The BDI industry association welcomed the plan. BDI Managing Director Werner Schnappauf said the cabinet's approval of the plan was a relief for industry and "an important step towards a solution for the most pressing of problems - the liquidity squeeze facing businesses".
The government also backed a plan to develop a further so-called "bad bank" model for Germany's publicly-owned Landesbanks, which it wants to use to press for consolidation of the regional lenders. De Maiziere said the government would incorporate the Landesbank model into the "bad bank" legislation by the summer recess.
"The Landesbanks, if they want to tap this facility, must present an EU-compatible business model that gives the federal government a green light to make aid available," said Steinbrueck, pressing the regional lenders to restructure.
De Maiziere said the government was not seeking to get rid of Landesbanks, which have been hit hard by the financial crisis. "We need a strong Landesbank sector, with a different business model," he said. Germany has been slower than other leading economies to help banks deal with toxic assets. But the plight of some leading lenders has prompted the government to act.

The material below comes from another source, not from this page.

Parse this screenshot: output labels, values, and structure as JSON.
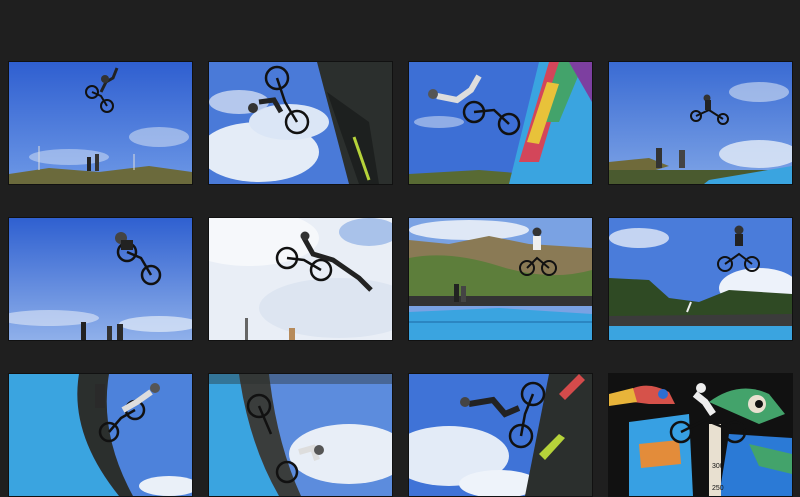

Highlighting the sector's woes, Commerzbank said last Friday it racked up an 861 million euro net loss in the first quarter, weighed down by charges and writedowns of over 2.6 billion. Steinbrueck, whose room to manoeuvre with banks is increasingly constricted by a deteriorating budgetary situation, said the government needed no new funds for the "bad bank" plan.
The government, which faces a federal election in September, has already set up a banking sector rescue fund as well as launching twin economic stimulus packages, and is loath to be seen spending more taxpayer money helping bankers. "It is a voluntary solution," Steinbrueck said of the plan. "A compulsory solution would not work, in my view."